A Prefeitura de Divinópolis está sob investigação do Ministério Público de Minas Gerais (MPMG) devido a suspeitas de fraude em contratos que totalizam mais de R$ 37 milhões. A apuração começou após denúncias de que empresas prestadoras de serviço estavam recebendo tratamento diferenciado na Secretaria Municipal de Operações e Serviços Urbanos (Semsur).
A operação do MPMG também investiga o pagamento de propina que pode chegar a R$ 2 milhões. Quatro pessoas foram presas, incluindo dois empresários e dois servidores. As informações foram apresentadas em coletiva de imprensa realizada na quinta-feira (12), com a participação do assessor especial de Governo, Fernando Henrique, e do secretário de Governo, Matheus Tavares.
Fernando Henrique afirmou que as suspeitas surgiram a partir de relatos de cidadãos e servidores da própria secretaria ao gabinete do prefeito. “Algumas pessoas e também alguns servidores procuraram o gabinete do prefeito e relataram que algumas irregularidades, algumas coisas estranhas estavam acontecendo”, disse.
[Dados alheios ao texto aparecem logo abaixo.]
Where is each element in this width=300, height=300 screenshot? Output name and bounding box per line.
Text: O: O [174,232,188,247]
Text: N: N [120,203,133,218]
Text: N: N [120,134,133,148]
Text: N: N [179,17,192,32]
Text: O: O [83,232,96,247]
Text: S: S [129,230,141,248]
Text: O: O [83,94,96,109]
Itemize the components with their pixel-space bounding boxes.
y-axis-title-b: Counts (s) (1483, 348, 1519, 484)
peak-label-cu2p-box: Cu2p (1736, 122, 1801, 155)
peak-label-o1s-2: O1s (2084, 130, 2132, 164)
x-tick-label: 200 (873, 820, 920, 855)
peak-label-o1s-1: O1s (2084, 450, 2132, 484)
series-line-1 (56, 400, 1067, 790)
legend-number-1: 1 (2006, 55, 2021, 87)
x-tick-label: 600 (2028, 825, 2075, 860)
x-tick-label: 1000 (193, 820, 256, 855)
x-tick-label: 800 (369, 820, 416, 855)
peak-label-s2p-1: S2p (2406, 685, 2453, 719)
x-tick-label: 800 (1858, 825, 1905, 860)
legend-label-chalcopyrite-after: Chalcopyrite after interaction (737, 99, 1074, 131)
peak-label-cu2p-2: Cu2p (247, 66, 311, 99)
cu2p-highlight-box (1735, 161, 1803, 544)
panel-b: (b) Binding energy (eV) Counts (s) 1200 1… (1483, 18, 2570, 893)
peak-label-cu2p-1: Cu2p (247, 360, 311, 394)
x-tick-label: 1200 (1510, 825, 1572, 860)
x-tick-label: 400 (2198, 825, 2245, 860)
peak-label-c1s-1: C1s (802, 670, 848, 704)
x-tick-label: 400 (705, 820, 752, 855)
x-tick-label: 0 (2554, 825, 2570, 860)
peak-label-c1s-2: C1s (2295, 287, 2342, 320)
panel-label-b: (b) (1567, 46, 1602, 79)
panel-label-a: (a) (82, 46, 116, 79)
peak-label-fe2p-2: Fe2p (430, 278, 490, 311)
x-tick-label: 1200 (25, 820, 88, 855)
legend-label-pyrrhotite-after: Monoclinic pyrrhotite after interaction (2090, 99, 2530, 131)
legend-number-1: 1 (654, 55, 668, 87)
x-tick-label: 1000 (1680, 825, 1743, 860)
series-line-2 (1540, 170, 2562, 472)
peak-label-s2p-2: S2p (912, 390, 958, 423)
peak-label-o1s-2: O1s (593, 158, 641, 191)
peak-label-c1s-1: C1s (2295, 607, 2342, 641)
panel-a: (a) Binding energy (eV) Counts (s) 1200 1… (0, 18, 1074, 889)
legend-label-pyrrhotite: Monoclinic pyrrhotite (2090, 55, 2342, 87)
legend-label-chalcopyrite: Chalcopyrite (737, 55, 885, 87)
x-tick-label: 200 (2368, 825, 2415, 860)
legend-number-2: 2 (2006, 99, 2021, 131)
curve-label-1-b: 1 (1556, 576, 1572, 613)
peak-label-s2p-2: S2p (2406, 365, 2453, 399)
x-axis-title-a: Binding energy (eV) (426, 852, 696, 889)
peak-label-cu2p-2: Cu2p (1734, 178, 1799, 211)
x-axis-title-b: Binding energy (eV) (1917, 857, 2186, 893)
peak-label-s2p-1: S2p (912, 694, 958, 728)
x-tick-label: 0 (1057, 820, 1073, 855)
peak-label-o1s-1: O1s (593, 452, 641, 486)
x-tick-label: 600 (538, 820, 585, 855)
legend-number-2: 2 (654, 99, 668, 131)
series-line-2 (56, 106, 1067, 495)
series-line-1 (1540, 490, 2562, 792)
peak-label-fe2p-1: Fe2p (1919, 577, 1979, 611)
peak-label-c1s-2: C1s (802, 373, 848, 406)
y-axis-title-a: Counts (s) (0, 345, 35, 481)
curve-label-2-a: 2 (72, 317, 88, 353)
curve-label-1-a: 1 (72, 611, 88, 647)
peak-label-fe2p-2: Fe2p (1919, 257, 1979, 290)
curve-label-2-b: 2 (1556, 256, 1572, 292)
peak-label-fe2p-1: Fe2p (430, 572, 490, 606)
As denúncias indicavam que algumas empresas prestadoras de serviços ao Município recebiam vantagens indevidas, como pagamentos por serviços não realizados. “O que estava sendo relatado era que algumas empresas tinham vantagens indevidas, recebiam por serviços que não eram prestados”, completou Fernando.
As investigações focam contratos de fornecimento e locação de máquinas e caminhões utilizados em serviços urbanos. Segundo a apuração, as empresas contratadas eram pagas por uma quantidade de serviço maior do que a efetivamente realizada. Fernando Henrique destacou que, embora os contratos fossem firmados legalmente, as irregularidades poderiam ocorrer na fase de execução.
Matheus Tavares, que assumiu a secretaria interinamente após a denúncia, explicou que a administração buscou garantir a continuidade dos serviços com transparência. Ele mencionou que, após assumir, foi realizado um levantamento dos serviços prestados e dos contratos existentes, resultando em uma economia de quase R$ 20 milhões no último ano.
Durante a coletiva, Tavares confirmou a exoneração de uma servidora comissionada após recomendação do MPMG. “Fui ao Ministério Público hoje à tarde e recebi a recomendação de exoneração dessa servidora específica”, afirmou.
A administração municipal também anunciou a abertura de procedimentos internos para investigar possíveis irregularidades administrativas. Um Processo Administrativo Disciplinar (PAD) será instaurado para apurar a conduta dos servidores efetivos envolvidos na investigação. A Controladoria do Município realizará uma análise administrativa dos contratos investigados.
A operação, chamada de Ghost Machine, visa desarticular uma associação criminosa suspeita de atuar em esquemas de corrupção e fraude em licitações. A investigação teve início em março de 2025, após denúncia formalizada pelo Gabinete do Prefeito, e conta com a participação do Grupo de Atuação Especial de Combate ao Crime Organizado (Gaeco) e das polícias Civil, Militar e Penal de Minas Gerais.